If that was the case, the ministry would immediately report to the Prime Minister and work with the National Assembly’s Standing Committee (NASC) to decide on the next move, The said.
“We will either carry on with the bidding to select the investors under the PPP (Public-Private Partnership) which will consequently result in a project delay, or ask the NASC to allow us to use the State budget for investment and earn back the money by selling the tolling rights to corporations,” he said.
“Another solution planned by the Ministry of Transport is to issue Government bonds or project bonds to carry out the projects if we can’t find the investors.”
“This is a fundamental project of the country so we’re paying extra attention to the structure quality. The whole project must be completed in line with required procedures and ensured of the quality”.
The preliminary bidding rounds for eight sub-projects of the NSE project closed last month with a total 32 investors and investor partnerships applying.
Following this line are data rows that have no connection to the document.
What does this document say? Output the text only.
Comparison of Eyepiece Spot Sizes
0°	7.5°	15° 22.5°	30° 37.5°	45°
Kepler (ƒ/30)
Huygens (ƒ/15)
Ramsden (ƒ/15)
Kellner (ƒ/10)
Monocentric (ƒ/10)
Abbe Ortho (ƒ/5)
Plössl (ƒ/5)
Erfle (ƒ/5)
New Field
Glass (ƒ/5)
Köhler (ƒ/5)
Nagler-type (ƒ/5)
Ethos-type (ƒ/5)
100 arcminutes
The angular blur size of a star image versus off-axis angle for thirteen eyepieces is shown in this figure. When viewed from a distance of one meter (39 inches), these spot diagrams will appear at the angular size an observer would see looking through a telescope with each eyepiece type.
The project management boards (PMUs) are scrutinising the capabilities of the potential investors.
According to Dau Tu, several PMUs had asked to extend the deadline by 15 days – the maximum amount of time permitted by the Law on Bidding.
“Apart from trying to clarify some issues regarding the financial funding agreement, the bidding team has to be extra cautious and carefully assesses the applications due to the special status of the projects,” an official of a PMU said on condition of anonymity.
Despite the deadline extension, the ministry will be able to stick to schedule and announce the results of the preliminary bidding in February 2020, said Deputy Transport Minister Nguyen Nhat.
The second and final round of bidding will open the same month to select and then announce the final winners in late July, he said.
“If everything goes smoothly, all work to pick the investors can be wrapped up by the end of August 2020,” Nhat added.
Eight sub-projects of the NSE are expected to cost 118.7 trillion VND (5.1 billion USD), of which 55 trillion VND will be funded by the State while another 63.7 trillion VND will be mobilised from investors.
How Vietnamese investors will be able to guarantee such a large amount of money has been the biggest concern so far, especially when outstanding loans of domestic banks are already very high.
According to a State Bank official speaking anonymously, transport projects under the Build-Operate-Transfer (BOT) and Build-Transfer (BT) models over the last few years usually required a large investment which led to a high demand for bank loans, but the payback period was very long.
That put pressure on banks trying to balance their credit, he said.
“So far the total amount of outstanding loans and credit agreements for BOT and BT projects already touches the banking credit limit for the sector,” he said.
“If banks can’t raise their authorised capital, it will be very difficult to facilitate funding for eight PPP sub-projects of the NSE.”